Thoughts on the textual and literary, & on text technologies from Babylonian cuneiform to Twitter, with an eye on the medieval
Thursday, November 10, 2011
11/11/11
Text is not just comprised of words or even images; it can be inherent in objects. But whether word, picture, symbol or object, text is not semantically transparent. The slippery nature of the Sign is clearly evinced by the custom among many British people (for a number of decades now) of wearing a red poppy in remembrance of those who have lost their lives fighting wars. (It's sold on behalf of the British Legion, who support veterans http://www.britishlegion.org.uk/) In these times of democratic sensibility, poppy-wearing can elicit a silly and pseudo-liberal response like this http://www.huffingtonpost.co.uk/scott-hill/poppy-and-remembrance-day-fiasco_b_1085824.html, but on the whole the poppy is simply shorthand for the conscious and personal memorialisation of lives lost.
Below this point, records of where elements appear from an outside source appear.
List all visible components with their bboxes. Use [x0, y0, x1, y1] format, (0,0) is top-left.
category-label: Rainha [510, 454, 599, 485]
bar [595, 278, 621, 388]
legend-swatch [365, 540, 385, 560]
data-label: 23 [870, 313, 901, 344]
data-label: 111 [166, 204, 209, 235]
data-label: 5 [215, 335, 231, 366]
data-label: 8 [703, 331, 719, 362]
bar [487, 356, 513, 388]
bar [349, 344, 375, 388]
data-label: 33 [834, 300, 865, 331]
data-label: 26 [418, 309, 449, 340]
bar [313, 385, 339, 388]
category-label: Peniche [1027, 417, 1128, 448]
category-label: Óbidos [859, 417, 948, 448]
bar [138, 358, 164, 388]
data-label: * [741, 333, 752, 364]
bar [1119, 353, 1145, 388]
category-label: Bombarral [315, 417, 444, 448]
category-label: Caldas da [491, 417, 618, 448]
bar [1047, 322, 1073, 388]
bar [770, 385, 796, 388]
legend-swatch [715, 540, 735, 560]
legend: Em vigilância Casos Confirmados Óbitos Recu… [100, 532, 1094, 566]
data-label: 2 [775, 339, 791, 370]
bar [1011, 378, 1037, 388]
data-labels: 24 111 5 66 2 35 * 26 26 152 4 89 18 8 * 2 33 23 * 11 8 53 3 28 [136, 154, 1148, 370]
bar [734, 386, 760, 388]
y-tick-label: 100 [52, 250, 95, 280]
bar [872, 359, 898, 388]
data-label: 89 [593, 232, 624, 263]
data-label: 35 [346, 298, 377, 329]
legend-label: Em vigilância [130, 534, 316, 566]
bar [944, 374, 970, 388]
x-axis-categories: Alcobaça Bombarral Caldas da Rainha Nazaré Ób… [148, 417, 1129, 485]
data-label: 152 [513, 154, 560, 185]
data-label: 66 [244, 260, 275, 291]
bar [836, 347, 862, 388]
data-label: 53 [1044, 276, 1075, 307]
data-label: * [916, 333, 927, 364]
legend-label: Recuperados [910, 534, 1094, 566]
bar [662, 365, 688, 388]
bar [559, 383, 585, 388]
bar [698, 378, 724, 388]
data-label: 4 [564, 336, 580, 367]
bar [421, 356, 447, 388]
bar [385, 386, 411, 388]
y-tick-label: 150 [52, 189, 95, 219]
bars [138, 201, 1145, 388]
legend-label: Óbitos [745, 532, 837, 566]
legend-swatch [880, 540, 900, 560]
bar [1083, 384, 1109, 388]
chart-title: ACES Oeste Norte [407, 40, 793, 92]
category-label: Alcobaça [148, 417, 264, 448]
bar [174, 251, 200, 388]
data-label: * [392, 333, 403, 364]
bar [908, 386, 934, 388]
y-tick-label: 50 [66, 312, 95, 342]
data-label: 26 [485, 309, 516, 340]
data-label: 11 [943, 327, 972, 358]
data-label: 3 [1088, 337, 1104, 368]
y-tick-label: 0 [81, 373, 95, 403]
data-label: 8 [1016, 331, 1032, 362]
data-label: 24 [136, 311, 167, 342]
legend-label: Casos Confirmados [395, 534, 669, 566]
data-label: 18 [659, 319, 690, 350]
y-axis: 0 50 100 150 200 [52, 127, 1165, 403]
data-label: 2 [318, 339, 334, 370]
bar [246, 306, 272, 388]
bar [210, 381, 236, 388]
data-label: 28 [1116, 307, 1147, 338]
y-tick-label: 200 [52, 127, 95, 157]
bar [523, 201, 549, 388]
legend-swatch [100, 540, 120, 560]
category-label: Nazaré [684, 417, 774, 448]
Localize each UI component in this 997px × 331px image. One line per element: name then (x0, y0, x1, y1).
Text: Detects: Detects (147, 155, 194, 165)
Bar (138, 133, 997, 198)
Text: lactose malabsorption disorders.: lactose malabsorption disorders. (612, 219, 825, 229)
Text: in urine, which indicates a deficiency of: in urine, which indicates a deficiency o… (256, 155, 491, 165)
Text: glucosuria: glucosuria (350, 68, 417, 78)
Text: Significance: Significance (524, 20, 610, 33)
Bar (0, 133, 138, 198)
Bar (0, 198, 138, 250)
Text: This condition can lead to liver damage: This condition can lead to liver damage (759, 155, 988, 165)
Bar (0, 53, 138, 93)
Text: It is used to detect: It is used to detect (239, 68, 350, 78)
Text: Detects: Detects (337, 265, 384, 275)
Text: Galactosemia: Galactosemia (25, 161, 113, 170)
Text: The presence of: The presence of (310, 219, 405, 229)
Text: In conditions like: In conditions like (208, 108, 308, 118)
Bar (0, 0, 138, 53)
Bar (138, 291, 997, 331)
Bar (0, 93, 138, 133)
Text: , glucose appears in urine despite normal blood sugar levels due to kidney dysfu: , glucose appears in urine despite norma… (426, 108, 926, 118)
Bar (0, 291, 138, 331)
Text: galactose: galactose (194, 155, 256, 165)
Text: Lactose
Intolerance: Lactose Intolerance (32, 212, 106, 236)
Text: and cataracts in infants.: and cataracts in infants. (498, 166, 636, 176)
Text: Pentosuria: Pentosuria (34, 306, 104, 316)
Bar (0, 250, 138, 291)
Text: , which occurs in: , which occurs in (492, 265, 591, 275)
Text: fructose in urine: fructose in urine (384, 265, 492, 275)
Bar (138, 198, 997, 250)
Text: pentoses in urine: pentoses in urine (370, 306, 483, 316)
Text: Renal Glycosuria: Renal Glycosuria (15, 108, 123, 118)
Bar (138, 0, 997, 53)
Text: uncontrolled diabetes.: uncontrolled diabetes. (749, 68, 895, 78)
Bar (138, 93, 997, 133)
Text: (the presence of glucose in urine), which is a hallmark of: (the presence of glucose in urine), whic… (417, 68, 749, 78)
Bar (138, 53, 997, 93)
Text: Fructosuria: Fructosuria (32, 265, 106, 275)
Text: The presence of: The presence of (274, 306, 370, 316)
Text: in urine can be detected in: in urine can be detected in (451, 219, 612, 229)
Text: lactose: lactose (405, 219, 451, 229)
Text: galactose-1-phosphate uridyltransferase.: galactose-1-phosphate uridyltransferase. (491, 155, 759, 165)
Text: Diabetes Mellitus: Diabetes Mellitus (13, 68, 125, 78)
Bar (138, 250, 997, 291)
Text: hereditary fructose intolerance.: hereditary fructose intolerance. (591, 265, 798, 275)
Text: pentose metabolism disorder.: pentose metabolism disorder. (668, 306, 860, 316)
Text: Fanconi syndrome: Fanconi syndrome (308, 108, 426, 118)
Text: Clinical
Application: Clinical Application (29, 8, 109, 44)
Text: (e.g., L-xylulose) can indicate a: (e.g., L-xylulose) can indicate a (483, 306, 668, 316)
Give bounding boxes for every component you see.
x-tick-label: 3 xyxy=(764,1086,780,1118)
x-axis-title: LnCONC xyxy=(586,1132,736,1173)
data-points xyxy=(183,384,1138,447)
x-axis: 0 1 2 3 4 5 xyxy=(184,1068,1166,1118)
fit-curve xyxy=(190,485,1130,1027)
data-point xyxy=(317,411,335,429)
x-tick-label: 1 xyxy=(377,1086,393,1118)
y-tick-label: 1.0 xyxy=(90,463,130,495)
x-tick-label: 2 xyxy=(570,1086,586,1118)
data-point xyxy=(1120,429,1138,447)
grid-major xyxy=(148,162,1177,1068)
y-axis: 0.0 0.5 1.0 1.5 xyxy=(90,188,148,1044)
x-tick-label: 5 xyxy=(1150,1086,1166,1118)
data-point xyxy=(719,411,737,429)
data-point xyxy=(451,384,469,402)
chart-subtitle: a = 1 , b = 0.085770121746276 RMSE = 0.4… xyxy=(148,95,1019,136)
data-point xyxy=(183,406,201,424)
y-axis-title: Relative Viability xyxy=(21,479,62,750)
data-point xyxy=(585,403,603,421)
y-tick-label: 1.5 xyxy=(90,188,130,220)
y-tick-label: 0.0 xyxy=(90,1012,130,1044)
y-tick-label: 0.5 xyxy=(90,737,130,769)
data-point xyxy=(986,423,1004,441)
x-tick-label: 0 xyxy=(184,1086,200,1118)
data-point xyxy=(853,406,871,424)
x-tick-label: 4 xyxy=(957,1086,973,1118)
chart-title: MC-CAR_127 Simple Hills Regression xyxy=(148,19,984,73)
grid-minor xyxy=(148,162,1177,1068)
In America, though, the wearing of a poppy is not part of the heartfelt Veterans' Day tradition, and I have worn a poppy this week to the bemusement of some of my students, a few of whom have openly wondered why I'm wearing a paper flower. It's not something they had come across at all. So, what seems so obvious and clear to me--a text symbolising national sadness at loss and admiration of courage--means nothing in another context, showing how all kinds of texts are, effectively, dialectal and socio-culturally contingent.